Moreover, participants are not entitled to a distribution from a 401(k) plan until they have experienced one of the Tax Code’s distributable events, such as a termination of employment, death, disability, or retirement.  If a 401(k) plan participant becomes aware of an administrative error, must the participant terminate his or her employment in order to seek redress for that claim?  Alternatively, must the participant wait until he or she has a distributable event before pursuing the claim?  If so, does the statute of limitations on such a claim run in the interim?

While the Chief Justice tacitly encouraged the lower courts to consider how Mr. LaRue’s claim should be characterized, he did not conclude that it should be construed as a 502(a)(1)(B) claim.  Instead, he opined that “it is not clear” whether the claim may be maintained under Section 502(a)(2), and that “it is at least arguable” that a claim like this lies only under Section 502(a)(1)(B).  What is clear, however, is that these issues will be the subject of much additional litigation, both in Mr. LaRue’s case and others.

Many Questions Remain

Despite Mr. LaRue’s apparent victory in the Supreme Court, he still may not be entitled to recover the losses his plan account allegedly suffered.  Especially in light of the Roberts concurrence, his employer will have many legal defenses available as the case proceeds.  And Mr. LaRue still must establish facts sufficient to prove that the alleged losses were not the result of his own poor investment choices, for which his employer may be immune under Section 404(c) of ERISA.

The Court’s LaRue decision left at least three legal issues unresolved.  First, are participants like Mr. LaRue required to exhaust their administrative appeal remedies before pursuing a 502(a)(2) claim?  The majority opinion itself leaves open the issue whether 502(a)(2) claims – like 502(a)(1)(B) claims – are subject to the exhaustion requirement.  Second, are claims like Mr. LaRue’s cognizable under Section 502(a)(3) as requests for “other equitable relief”?  The Court expressly avoided that issue, as well. Finally, will Mr. LaRue be allowed to pursue his claim even though he took a complete distribution of his account balance from the plan after filing his appeal?  The majority concluded in a footnote that the cash-out did not render Mr. LaRue’s claim moot, but it also noted that the distribution “may have relevance to the proceedings on remand.” It is not clear what that relevance may be.

LaRue’s Legacy

The one clear message from LaRue is that participants in individual account plans may sue under ERISA when administrative errors cause damage to their accounts. This may result in an increase in the number of single-participant lawsuits against employers and third-party administrators to correct such errors. If so, employers might expect the administrative charges assessed by third parties, as well as their fiduciary liability insurance premiums,to increase in order to offset that risk.

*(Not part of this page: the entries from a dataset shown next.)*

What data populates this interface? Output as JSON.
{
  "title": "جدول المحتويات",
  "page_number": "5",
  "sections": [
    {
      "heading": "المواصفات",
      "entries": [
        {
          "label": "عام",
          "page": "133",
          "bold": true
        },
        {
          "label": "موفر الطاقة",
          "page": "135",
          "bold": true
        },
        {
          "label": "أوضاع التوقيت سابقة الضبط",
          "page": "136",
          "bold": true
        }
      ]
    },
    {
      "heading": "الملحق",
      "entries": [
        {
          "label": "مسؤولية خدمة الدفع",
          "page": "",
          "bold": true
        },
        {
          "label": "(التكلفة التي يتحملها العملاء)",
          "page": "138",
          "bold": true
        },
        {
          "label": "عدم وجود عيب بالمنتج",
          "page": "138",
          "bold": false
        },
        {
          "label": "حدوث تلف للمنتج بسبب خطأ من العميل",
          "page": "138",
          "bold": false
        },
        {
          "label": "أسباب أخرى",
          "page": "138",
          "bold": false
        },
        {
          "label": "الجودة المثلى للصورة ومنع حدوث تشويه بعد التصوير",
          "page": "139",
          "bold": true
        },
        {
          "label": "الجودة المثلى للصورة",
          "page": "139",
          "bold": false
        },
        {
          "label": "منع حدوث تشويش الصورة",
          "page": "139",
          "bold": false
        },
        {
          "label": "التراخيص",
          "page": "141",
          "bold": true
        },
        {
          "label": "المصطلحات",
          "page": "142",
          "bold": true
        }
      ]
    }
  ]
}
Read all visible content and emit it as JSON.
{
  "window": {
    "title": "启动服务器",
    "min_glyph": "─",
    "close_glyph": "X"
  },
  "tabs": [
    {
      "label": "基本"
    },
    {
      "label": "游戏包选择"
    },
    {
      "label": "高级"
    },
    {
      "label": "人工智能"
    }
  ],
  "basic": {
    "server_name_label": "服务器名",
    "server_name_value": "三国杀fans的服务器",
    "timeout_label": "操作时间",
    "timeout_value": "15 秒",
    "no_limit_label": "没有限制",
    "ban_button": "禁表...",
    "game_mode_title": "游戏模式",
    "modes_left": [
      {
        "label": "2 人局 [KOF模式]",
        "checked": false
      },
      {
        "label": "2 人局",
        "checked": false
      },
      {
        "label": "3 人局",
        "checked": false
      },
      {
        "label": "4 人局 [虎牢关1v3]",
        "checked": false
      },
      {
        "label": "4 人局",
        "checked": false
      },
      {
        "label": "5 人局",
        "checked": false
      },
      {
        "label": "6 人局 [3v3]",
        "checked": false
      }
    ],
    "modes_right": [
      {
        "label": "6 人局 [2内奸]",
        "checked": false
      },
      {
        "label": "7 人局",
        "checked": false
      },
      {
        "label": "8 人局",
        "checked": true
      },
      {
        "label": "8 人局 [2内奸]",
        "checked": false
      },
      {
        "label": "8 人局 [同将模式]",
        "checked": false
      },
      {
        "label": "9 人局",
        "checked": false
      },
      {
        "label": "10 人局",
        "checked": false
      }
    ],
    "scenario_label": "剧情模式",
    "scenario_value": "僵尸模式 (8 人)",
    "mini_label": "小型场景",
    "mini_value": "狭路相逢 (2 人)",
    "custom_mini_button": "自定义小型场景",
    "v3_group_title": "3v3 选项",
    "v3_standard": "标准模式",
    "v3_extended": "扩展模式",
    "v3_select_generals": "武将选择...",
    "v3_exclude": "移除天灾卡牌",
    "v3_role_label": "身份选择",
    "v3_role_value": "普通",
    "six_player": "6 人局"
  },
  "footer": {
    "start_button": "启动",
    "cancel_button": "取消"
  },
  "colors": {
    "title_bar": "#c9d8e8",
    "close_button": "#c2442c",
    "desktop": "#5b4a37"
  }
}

The Supreme Court’s statement that “lost profits” are among the damages that may be recovered under Sections 409 and 502(a)(2) will make the scope of fiduciary protection against such damages under ERISA Section 404(c) the next big litigation battleground. Section 404(c) insulates fiduciaries from liability for investment losses, as long as participants are given the ability to make their own investment choices among an appropriate mix of options. Solidifying that defense will be of critical importance to employers in light of LaRue

Currently pending class action litigation also will be affected by the LaRue decision. For instance, plaintiffs in the many employer “stock drop” cases, in which participants challenge the prudence of employer stock funds in 401(k) plans and ESOPs, and in the 401(k) “excessive fee” cases, in which participants allege that fees assessed to their accounts were excessive, will have one fewer battle to fight. Defendants in some of those cases had argued that because not all participants lost money in the employer stock funds or were charged excessive fees, relief was not available under Section 502(a)(2).LaRue expressly rejects that argument.

Whether Mr. LaRue ultimately will prevail on his claim is yet to be determined. What is certain, however, is that the Supreme Court decision bearing his name will be parsed at length by lower courts attempting to follow it.